Re: Map is not tail recursive

From: Xavier Leroy (xleroy@pauillac.inria.fr)
Date: Mon Jan 11 1999 - 12:03:58 MET


Date: Mon, 11 Jan 1999 12:03:58 +0100
From: Xavier Leroy <xleroy@pauillac.inria.fr>
To: Juan Jose Garcia Ripoll <jjgarcia@ind-cr.uclm.es>,
Subject: Re: Map is not tail recursive
In-Reply-To: <369885D1.1C8A1269@ind-cr.uclm.es>; from Juan Jose Garcia Ripoll on Sun, Jan 10, 1999 at 11:49:53AM +0100

> I've had a look at the List package and it seems that it is not properly
> tail recursive.

No, it is not. Like many other functions on lists.

> Even more, for medium to large lists it exhausts the
> stack. I would suggest either recoding it as
> [with List.reverse]
> Another possibility would be to introduce destructive operations such as
> Scheme's setcdr! and setcar!. This would eliminate the need of using
> List.reverse, at the cost of introducing some imperative style.
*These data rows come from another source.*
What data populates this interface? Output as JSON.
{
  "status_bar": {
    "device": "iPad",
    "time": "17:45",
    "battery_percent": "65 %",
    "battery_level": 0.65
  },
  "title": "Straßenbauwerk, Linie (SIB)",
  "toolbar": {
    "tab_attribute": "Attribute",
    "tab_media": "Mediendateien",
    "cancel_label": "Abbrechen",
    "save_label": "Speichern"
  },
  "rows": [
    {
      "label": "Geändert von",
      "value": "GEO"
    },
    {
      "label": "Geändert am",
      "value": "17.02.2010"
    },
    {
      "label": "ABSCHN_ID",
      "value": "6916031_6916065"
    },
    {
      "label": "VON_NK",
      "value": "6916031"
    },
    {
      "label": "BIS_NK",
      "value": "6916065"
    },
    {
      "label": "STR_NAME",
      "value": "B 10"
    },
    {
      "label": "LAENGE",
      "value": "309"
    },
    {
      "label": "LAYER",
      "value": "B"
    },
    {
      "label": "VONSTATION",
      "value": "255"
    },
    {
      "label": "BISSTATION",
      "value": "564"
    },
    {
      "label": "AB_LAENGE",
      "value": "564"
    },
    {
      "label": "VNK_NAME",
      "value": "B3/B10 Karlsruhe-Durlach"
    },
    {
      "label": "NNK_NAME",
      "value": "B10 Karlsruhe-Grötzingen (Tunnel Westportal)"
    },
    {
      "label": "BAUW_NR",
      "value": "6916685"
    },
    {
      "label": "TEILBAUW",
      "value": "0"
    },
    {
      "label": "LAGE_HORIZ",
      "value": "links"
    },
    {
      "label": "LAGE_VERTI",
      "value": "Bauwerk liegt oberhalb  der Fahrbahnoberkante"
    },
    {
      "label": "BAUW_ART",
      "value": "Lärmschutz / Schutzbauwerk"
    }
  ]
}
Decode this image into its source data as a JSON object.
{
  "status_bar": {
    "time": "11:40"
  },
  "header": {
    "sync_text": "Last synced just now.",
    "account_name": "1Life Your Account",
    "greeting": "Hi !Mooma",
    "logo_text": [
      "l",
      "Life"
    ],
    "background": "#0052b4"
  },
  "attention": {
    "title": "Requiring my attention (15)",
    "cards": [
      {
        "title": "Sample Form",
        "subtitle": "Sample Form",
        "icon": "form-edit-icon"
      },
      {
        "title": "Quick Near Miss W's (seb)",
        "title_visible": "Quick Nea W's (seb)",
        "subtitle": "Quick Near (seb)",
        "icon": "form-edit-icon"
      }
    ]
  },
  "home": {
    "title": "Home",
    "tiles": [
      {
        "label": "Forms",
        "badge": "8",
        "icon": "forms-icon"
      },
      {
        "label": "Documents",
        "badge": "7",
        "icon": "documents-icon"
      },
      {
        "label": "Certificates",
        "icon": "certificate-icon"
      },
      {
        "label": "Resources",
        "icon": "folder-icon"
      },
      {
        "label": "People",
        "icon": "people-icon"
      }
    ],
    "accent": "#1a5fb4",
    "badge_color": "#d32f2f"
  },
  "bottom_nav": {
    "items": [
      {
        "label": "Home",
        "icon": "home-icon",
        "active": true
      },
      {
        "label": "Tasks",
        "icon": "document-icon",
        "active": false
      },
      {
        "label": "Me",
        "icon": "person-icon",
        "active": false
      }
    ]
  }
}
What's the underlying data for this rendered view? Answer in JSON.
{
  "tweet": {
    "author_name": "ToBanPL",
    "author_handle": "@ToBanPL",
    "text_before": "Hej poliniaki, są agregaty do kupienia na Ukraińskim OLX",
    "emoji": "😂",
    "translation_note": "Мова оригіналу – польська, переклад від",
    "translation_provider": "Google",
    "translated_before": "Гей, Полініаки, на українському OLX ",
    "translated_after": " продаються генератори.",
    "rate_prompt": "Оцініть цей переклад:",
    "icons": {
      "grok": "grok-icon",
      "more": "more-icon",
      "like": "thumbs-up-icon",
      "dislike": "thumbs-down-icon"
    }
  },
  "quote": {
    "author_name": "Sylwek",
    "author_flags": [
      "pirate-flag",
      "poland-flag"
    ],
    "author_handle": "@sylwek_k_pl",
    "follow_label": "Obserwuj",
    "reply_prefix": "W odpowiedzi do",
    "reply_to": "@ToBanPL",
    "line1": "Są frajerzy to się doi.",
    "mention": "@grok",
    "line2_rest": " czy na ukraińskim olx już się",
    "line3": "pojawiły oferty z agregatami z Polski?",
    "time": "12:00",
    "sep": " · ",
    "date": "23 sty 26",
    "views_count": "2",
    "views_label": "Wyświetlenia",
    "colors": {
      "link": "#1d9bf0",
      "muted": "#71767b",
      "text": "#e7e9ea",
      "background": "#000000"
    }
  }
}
The solution using List.reverse has unacceptable run-time penalty. In
particular, it heap-allocates twice as much than the natural
implementation.

setcdr! for lists is not available in the language, since lists are
immutable. The underlying implementation model supports setcdr!
(at some cost, though, because of the generational garbage
collection), so we could have a "magic" implementation of List.map
that uses setcdr!, but it's always preferable to remain within what
the language can express.

Let me put this another way. There are some library functions for
which no "one size fits all" implementation exist: i.e. the
implementation favors one style of use over others. For List.map or
list concatenation, for instance, one has to choose between running at
full speed on small to medium-sized lists, or being tail-recursive and
handling arbitrarily large lists at a significant cost in speed and
clarity of implementation. I chose the former approach. So, if you
really need to handle large lists, you may have to write your own
(tail-rec and slow) map function. It's not really code duplication,
in that your map function will have quite different running behavior
than the one in the standard library.

I would also contend that if your program routinely manipulate
100000-element lists, then you're probably using the wrong data
structure anyway. But that's a different issue.